Guest post by David Martin and Yogesh Ghore
What can you achieve with C$30m and none of the usual constraints faced by official donors and NGOs? That’s the challenge for so called ‘venture philanthropists’ like us. The Comart Foundation is a mid-sized, family-run, Canadian charitable foundation, with an endowment of C$30 million and no permanent staff. From our inception in 2000 we saw our mission as investing in grassroots initiatives, particularly in agriculture in Africa. We wanted to learn what works in the real world.
We were willing to invest in “high risk/high reward” initiatives without pre-determined outcomes. We were quite prepared to “duck and weave” during the course of a project in the face of unexpected problems and opportunities. If the result was a viable concept, we hoped that bigger, more risk-averse funders who did want predictable results from a proven model would then jump in.
Asset Based Community Development
We had already made an investment with ILRI in East Africa and were aware of the frustration experienced by research institutions because farmers were not just spontaneously picking up the nifty technologies they were putting on their doorsteps. From what we’d seen we thought ABCD might help. We saw that ABCD farmers who had gone through the ABCD process were motivated to see their land and their farming skills as an asset to help them out of poverty. As one Ethiopian farmer told us: “More important than changing how a farmer does things is changing the mind of the farmer—that is what is happening here and what you will see.” This “change of mind” was coming to see farming as a business.
Building an ABCD accompaniment process
With Coady we put together a five year plan for exploring ways to build up ABCD as an accompaniment process, helping communities through alliances with agricultural research institutions like ILRI and ICRAF.
This worked very well, but towards the end of the five years we discovered a serious flaw in the model. Communities had, perhaps inevitably, focused on the supply side, rather than the demand (market) side. The most dramatic illustration of this was the story of an ambitious ABCD community in Ethiopia that decided to build on their success by getting into dairy. They brilliantly organized the supply side. They organized a 100+ member co-op, purchased chilling and quality control equipment, set up para-vet support, underwent all the appropriate training – and then found they couldn’t sell their milk. They hadn’t done the necessary market research. It was heart-breaking.

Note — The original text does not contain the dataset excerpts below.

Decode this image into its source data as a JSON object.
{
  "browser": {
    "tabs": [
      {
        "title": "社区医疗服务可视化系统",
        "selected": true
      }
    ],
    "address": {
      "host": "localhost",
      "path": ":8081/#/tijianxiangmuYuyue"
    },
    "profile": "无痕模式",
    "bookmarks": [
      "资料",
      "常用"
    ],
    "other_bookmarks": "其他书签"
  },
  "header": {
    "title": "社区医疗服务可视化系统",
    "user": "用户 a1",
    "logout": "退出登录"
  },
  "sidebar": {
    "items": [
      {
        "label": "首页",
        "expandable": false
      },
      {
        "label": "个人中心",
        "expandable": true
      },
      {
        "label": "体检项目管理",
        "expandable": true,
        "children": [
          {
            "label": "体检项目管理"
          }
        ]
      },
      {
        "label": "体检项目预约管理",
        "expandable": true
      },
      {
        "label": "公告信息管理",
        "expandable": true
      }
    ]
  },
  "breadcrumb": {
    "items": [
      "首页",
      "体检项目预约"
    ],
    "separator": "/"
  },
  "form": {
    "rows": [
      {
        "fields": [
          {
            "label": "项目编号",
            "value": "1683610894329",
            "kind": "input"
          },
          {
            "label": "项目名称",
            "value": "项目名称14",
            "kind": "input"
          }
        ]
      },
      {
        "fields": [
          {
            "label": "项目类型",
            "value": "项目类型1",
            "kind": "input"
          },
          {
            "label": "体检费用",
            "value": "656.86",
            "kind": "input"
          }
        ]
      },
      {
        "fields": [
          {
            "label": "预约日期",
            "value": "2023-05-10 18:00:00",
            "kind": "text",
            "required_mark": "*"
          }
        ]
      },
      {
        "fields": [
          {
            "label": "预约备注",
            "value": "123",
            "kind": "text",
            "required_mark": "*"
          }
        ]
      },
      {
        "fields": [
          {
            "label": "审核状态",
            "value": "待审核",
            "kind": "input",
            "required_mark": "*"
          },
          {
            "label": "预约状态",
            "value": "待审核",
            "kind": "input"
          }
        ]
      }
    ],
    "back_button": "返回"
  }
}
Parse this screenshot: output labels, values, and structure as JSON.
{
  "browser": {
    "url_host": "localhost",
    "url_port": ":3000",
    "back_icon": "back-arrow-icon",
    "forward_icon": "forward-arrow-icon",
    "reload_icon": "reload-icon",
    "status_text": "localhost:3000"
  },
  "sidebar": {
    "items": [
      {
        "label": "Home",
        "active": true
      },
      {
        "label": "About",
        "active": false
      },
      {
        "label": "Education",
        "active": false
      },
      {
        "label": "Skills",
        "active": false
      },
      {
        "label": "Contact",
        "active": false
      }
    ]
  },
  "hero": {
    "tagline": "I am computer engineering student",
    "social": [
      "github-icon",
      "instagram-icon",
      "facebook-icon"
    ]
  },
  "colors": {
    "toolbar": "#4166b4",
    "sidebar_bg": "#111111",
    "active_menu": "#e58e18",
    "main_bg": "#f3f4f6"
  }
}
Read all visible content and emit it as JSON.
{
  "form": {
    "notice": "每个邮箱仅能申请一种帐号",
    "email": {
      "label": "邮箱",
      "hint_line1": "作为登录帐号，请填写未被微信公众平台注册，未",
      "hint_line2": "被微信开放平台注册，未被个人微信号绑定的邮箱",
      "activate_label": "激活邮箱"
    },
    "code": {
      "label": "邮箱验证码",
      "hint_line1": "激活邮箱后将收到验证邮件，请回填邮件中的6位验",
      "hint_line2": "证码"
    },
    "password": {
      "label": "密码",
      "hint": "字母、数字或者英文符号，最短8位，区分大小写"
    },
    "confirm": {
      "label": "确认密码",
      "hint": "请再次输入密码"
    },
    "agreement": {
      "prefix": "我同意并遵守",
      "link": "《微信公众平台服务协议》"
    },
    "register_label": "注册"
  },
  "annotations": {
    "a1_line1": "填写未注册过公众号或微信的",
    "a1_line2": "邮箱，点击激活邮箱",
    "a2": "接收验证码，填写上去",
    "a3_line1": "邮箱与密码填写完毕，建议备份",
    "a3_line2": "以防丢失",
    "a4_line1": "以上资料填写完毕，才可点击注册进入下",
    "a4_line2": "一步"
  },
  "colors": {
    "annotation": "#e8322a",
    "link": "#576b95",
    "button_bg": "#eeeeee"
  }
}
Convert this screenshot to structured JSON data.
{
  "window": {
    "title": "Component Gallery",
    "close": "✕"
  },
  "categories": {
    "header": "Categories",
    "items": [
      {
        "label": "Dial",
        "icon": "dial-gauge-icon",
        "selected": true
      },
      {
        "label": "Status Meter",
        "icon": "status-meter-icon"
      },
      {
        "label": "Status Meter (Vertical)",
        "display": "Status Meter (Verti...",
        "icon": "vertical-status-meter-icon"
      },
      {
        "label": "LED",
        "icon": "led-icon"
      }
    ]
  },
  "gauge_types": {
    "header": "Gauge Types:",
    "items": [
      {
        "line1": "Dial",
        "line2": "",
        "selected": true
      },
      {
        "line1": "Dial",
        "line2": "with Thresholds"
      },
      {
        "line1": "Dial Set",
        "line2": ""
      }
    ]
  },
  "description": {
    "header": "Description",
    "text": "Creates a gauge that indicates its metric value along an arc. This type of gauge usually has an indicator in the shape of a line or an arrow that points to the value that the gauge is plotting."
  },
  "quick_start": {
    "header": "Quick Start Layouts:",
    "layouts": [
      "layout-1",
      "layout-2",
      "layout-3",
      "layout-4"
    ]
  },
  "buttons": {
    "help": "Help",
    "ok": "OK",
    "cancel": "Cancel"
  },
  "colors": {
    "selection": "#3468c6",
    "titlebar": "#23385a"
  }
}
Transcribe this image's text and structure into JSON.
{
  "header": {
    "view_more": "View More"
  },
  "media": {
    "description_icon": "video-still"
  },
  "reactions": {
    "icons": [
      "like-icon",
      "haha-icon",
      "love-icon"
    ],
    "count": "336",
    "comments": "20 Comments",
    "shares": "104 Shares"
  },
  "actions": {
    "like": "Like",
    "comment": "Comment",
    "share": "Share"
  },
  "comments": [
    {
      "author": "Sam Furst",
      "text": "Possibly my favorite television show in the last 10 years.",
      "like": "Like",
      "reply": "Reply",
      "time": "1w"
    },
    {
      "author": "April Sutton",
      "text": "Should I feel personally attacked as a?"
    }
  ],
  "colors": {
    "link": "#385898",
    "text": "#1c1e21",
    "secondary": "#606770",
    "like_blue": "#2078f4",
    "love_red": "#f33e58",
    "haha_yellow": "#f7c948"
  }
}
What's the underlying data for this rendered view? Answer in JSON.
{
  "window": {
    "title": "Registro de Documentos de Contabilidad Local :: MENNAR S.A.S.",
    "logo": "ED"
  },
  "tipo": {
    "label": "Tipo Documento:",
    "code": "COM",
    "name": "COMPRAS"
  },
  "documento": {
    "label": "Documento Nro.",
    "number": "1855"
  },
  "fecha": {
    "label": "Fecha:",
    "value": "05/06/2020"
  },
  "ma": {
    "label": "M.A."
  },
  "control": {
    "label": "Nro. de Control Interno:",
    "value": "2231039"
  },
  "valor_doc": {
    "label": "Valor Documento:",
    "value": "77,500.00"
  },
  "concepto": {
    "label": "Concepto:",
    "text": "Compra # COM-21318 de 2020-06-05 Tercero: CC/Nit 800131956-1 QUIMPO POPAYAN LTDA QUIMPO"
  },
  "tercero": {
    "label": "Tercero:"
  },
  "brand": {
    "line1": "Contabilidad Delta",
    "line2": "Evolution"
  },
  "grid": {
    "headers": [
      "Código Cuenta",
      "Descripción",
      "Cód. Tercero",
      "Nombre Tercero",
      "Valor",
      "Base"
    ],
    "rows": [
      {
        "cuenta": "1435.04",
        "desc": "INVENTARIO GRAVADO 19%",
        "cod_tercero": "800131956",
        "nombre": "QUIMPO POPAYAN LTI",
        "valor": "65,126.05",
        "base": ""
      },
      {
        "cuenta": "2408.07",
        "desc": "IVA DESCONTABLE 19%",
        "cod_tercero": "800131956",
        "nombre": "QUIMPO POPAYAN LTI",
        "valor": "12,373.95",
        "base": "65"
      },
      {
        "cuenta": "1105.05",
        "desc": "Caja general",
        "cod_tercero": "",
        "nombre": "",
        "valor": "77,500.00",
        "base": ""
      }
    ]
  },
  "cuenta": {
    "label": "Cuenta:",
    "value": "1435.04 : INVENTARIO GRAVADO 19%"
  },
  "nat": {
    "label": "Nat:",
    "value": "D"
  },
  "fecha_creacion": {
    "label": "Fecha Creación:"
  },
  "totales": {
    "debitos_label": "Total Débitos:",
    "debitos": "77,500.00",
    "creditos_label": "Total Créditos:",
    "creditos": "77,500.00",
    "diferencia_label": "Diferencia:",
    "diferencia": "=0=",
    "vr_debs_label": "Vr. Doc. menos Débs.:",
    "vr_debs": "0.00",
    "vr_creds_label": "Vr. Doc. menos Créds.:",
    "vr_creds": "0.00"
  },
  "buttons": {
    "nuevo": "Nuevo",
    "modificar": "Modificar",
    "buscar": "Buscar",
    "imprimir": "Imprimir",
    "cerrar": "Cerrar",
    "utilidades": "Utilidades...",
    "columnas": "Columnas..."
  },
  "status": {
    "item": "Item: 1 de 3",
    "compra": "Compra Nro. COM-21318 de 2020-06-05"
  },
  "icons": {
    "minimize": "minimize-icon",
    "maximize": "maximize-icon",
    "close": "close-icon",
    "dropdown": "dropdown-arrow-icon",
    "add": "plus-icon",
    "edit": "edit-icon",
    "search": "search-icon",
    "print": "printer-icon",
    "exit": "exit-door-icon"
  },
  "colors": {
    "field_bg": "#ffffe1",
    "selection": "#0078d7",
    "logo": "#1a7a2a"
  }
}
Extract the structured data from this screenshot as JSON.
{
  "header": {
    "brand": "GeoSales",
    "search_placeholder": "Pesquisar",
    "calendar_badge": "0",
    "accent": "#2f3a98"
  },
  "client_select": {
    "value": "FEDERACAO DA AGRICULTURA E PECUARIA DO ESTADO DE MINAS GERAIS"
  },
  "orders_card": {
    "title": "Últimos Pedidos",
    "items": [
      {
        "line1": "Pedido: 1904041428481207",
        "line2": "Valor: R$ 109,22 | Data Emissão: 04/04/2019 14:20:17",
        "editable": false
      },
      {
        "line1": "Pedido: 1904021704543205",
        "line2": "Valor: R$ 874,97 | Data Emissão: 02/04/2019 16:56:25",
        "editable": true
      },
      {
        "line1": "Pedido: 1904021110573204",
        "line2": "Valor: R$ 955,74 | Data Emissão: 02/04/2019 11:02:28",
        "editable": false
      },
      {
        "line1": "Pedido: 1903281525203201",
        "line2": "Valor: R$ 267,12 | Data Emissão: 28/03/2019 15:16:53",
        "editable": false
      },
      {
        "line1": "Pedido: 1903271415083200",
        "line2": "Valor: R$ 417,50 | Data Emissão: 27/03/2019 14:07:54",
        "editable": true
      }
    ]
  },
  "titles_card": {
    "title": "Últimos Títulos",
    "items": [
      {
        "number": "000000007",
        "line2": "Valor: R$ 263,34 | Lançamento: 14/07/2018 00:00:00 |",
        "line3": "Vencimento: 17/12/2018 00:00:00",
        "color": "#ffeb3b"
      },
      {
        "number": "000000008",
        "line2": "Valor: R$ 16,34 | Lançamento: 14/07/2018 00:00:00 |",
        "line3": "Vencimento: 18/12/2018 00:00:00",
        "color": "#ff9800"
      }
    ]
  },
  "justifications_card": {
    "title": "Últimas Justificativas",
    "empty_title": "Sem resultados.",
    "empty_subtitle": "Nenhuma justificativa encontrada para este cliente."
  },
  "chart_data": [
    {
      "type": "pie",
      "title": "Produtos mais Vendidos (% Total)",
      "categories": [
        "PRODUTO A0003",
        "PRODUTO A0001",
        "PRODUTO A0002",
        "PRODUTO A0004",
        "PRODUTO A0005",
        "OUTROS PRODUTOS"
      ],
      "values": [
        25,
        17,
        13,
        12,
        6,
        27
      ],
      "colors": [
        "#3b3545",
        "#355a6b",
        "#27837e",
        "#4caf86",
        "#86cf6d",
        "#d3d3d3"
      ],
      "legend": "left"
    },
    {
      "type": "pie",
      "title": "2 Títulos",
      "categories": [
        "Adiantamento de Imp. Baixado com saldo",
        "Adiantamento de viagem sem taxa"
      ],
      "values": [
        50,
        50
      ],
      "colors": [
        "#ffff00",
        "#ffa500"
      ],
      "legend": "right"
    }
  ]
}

Farming as a Business: Getting the Numbers
In response, in 2012, Coady’s Yogesh Ghore created the Producer Led Value Chain (“PLVC”) model. This involved farmers visiting local markets and establishing market prices, quantity and quality requirements, and doing a similar exercise for their farm inputs. They then used these numbers, the product of their own hands-on research, to create a budget for an average farm to establish the profitability (or not – often not) for a given product.
The results were illuminating. As one Ethiopian farmer said, “Before ABCD we didn’t realize the resources we had; before [PLVC] we didn’t know which businesses were profitable and which were not. This has helped us choose and plan… We have been sleeping. We didn’t realize what we had.”
We were obviously on to something. For the past ten years we have been working with smallholder farmers (women and men) in Kenya, Ethiopia and India to build up a robust PLVC/ABCD model that delivers results for them. We were happy to find that most farmers were quite capable of dealing with numbers and record-keeping. They started budgeting for their farm activities, keeping records of their actual revenues and expenses and then comparing them to the original budget.
We now have hundreds of farmers keeping careful business records with those of the farm (or other business) separate from household records. These numbers are very credible because they are used by farmers to drive their own business, so they have every incentive to make them accurate. We’re engaged with ICRAF in aggregating these numbers for analysis and for feedback to the farmers.
ABCD works and is a powerful catalyst for change. It creates agency, builds assets and wealth and, above all, dignity. The community chooses its priorities and drives its own development; outside experts and NGOs are “on tap” and not “on top”.
Venture Philanthropy works. We have leveraged significant investment from others.
A big difficulty is finding NGO partners for communities that respect this fundamental paradigm shift. The typical NGO is used to a top down, needs-based approach and usually has a particular approach/product it wants to see adopted (whether the community shares its priorities or not).
Another difficulty yet to be addressed (except in the case of SEWA in India and WISE in Ethiopia) is sustainability. To date the ABCD accompaniment process has relied on a benevolent outsider like ICRAF who understands and respects the process and can act as a “linker” to outside resources. Ideally communities, or groups of communities, would set up structures – co-ops or unions – to fulfill this linker role.
Our gut instinct is that incorporating the ABCD approach should produce superior results for development actors. But do the actual numbers now being collected from farmers confirm this? We look forward to finding out this year.